The staff would all eat together at the bar, sharing the big bowl, stabbing with our chopsticks. Eventually, this became one of my favorite meals: eating shoulder-to-shoulder with killers and crooks, fighting to get at the best bits soaking at the bottom of the bowl.
With the ginger shrimp, Jing's kitchen has re-created this dish almost perfectly, adding to it the sting of a white ginger sauce and the subtle citric bite of lemongrass used the way that lemongrass is meant to be used — as a grace note, a gentle acidic nudge to the tastebuds that cuts the duff flavor of ugly, gray poached egg. I was surprised by what Jing had pulled off, blissful over the rediscovery of flavors I'd thought long gone from my current, less larcenous life.
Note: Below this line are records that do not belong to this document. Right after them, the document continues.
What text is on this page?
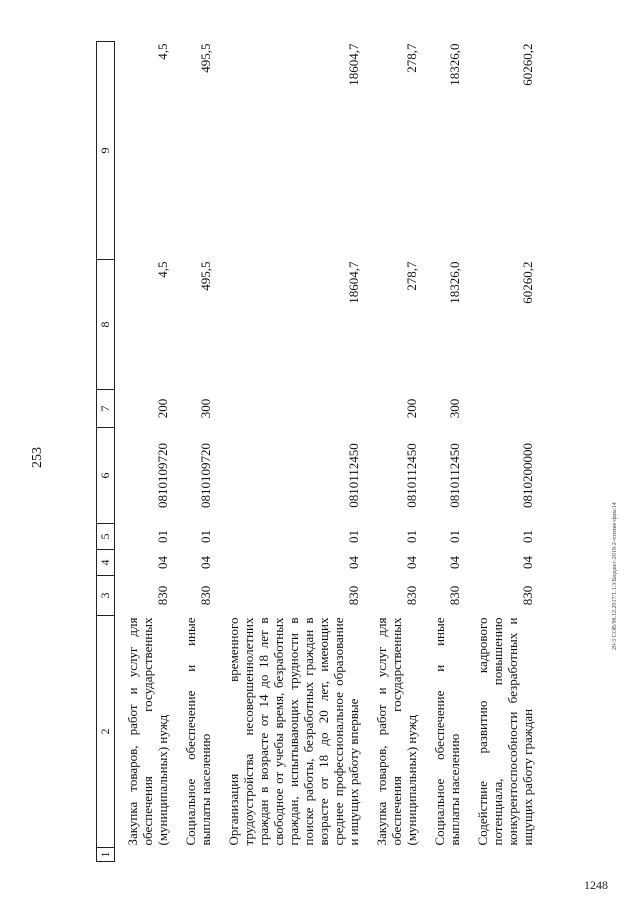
253
1	2	3	4	5	6	7	8	9
	Закупка товаров, работ и услуг для обеспечения государственных (муниципальных) нужд	830	04	01	0810109720	200	4,5	4,5
	Социальное обеспечение и иные выплаты населению	830	04	01	0810109720	300	495,5	495,5
	Организация временного трудоустройства несовершеннолетних граждан в возрасте от 14 до 18 лет в свободное от учебы время, безработных граждан, испытывающих трудности в поиске работы, безработных граждан в возрасте от 18 до 20 лет, имеющих среднее профессиональное образование и ищущих работу впервые	830	04	01	0810112450		18604,7	18604,7
	Закупка товаров, работ и услуг для обеспечения государственных (муниципальных) нужд	830	04	01	0810112450	200	278,7	278,7
	Социальное обеспечение и иные выплаты населению	830	04	01	0810112450	300	18326,0	18326,0
	Содействие развитию кадрового потенциала, повышению конкурентоспособности безработных и ищущих работу граждан	830	04	01	0810200000		60260,2	60260,2
20-3 СОВ/98.12.2017/1.1.3/Бюджет-2018-2-чтение-фикс14
1248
When I returned on a weeknight, the sinners' lounge was like an episode of Accounts Receivable Clerks Gone Wild, with a lot of office drones pounding terrible things in martini glasses and rich men in shoes that cost more than my car stabbing dumplings with their chopsticks. This time, I was afraid to venture into the bathroom for fear that all those things I wanted to do might actually be going on — being done now by ugly people with awful hair plugs and pantsuits — so I switched from beer to whiskey and ate Shanghai pork dumplings running with red wine vinegar; smoky, sweet Peking duck; and rock shrimp tempura, honey sweet and touched with a red-chile aioli that was excellent until it started to cool and congeal.
I tried the chicken lo mein again and found it to be good, but somehow less good than it had been the first time — the kitchen no doubt roughed up a little by a late happy-hour pop and not paying quite as much attention to the careful balance of flavors. But the simple fried rice served as a platform for showcasing the powers of a proper French mirepoix in Chinese cooking, and the roast pork tenderloin with honey-barbecue sauce was a wonderful, house-made version of the Chinese barbecued pork served at every strip-mall takeout joint in the country, only cut from a full loin and served almost naked, sided by just a few steamed vegetables as a conceit to the health-conscious and a small bowl of white rice.